Intinya: Siapa yang meninggalkan Tuhan demi hal
lain, akan kehilangan perlindungan dan berkat-Nya.
Mazmur Tanggapan (Mzm 89:4-5.29-34)
Mazmur ini adalah janji Tuhan yang tak berubah: “Aku telah mengikat perjanjian dengan orang pilihan-Ku, telah bersumpah kepada Daud, hamba-Ku: Sampai selamanya akan Kujaga keturunanmu... Kasih setia-Ku akan tetap ada padanya, dan perjanjian-Ku dengannya tetap teguh”. Meski manusia berbuat salah, Tuhan tidak akan menarik kasih-Nya atau mengingkari janji-Nya.
Intinya: Kesetiaan Tuhan abadi, Dia tidak pernah
meninggalkan kita meski kita sering berubah hati.
Bacaan Injil (Mat 6:24-34)
Yesus berkata dengan tegas namun
penuh kasih: “Tidak ada orang yang dapat mengabdi kepada dua tuan; sebab ia
akan membenci yang seorang dan mengasihi yang lain... Kamu tidak dapat mengabdi
kepada Allah dan kepada harta benda... Janganlah kamu kuatir akan hidupmu, akan
apa yang hendak kamu makan atau apa yang hendak kamu minum... Bukankah hidup
itu lebih penting dari pada makanan dan tubuh lebih penting dari pada pakaian?

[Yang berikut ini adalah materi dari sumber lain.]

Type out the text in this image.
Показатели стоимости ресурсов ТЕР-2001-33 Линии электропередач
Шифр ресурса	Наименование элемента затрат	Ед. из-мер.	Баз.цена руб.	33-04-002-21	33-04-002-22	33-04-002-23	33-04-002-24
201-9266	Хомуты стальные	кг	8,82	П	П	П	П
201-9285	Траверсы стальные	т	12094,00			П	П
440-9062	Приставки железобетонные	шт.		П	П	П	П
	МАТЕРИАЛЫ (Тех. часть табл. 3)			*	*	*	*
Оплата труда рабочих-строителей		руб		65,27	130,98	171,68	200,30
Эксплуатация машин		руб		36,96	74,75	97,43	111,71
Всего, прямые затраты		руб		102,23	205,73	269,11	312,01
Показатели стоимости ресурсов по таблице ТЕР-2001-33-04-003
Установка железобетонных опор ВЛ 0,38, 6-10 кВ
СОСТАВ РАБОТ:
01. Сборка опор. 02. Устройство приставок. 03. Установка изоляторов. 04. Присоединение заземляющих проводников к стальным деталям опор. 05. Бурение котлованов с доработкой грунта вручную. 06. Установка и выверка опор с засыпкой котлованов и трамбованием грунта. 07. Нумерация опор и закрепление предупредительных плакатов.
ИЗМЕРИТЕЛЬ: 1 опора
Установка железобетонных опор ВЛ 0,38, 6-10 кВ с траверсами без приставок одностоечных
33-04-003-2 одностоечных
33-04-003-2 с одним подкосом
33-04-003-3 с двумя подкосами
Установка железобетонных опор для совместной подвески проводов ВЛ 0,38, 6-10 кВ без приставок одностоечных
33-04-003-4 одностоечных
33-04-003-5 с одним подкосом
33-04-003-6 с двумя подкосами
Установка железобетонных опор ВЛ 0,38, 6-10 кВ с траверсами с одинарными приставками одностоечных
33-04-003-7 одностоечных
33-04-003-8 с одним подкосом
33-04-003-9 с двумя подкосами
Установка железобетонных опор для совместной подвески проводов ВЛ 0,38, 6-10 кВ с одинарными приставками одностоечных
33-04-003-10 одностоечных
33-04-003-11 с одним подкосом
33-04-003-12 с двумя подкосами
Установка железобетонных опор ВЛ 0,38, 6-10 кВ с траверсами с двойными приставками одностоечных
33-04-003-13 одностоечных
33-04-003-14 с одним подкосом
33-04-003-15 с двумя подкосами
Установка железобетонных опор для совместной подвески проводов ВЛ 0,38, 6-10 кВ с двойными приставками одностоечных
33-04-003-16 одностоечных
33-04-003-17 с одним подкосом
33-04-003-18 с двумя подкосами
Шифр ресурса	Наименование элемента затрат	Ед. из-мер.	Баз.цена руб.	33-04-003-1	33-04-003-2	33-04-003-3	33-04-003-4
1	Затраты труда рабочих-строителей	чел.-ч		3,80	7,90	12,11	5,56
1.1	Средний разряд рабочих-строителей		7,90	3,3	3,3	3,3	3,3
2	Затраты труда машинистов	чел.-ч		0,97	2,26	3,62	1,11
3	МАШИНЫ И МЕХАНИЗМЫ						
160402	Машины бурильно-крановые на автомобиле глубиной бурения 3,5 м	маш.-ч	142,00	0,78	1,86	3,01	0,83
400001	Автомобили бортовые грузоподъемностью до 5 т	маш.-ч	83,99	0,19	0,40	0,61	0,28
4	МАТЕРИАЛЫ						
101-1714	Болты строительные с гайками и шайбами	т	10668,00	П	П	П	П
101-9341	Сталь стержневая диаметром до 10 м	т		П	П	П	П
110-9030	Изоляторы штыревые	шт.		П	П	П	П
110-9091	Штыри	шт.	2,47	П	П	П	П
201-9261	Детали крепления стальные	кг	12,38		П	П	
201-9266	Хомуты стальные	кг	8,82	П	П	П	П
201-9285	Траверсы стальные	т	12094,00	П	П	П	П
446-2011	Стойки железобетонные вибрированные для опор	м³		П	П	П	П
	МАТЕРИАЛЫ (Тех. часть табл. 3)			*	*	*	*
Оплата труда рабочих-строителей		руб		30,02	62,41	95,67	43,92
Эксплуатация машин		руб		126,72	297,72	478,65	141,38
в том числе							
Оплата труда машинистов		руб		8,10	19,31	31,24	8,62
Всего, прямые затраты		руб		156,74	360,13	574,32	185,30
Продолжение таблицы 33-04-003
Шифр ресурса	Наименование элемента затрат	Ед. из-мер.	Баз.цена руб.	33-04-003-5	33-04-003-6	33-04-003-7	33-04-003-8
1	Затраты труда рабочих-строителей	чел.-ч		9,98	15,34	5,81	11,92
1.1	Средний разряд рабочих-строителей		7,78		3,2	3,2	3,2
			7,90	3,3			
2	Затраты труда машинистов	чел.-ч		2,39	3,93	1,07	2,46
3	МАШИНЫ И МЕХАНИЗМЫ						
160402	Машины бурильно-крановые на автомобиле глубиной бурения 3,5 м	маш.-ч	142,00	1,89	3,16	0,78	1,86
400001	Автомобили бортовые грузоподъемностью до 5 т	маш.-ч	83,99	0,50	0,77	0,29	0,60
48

Lihatlah burung-burung di udara: mereka tidak menabur atau menuai, namun Bapamu
yang di sorga memberi mereka makan.”
Intinya: Hati kita hanya bisa tunduk
pada satu pemimpin. Kalau Tuhan jadi tuan hati, kita tak perlu cemas apa
pun, karena Bapa yang berkuasa pasti menjaga dan memenuhi semua kebutuhan kita.
Korelasi Seluruh Bacaan
Semua bacaan saling menyambung rapat.
Bacaan pertama memperingatkan bahayanya kalau kita membagi hati atau
meninggalkan Tuhan. Mazmur menguatkan: Tuhan tetap setia menunggu kita kembali.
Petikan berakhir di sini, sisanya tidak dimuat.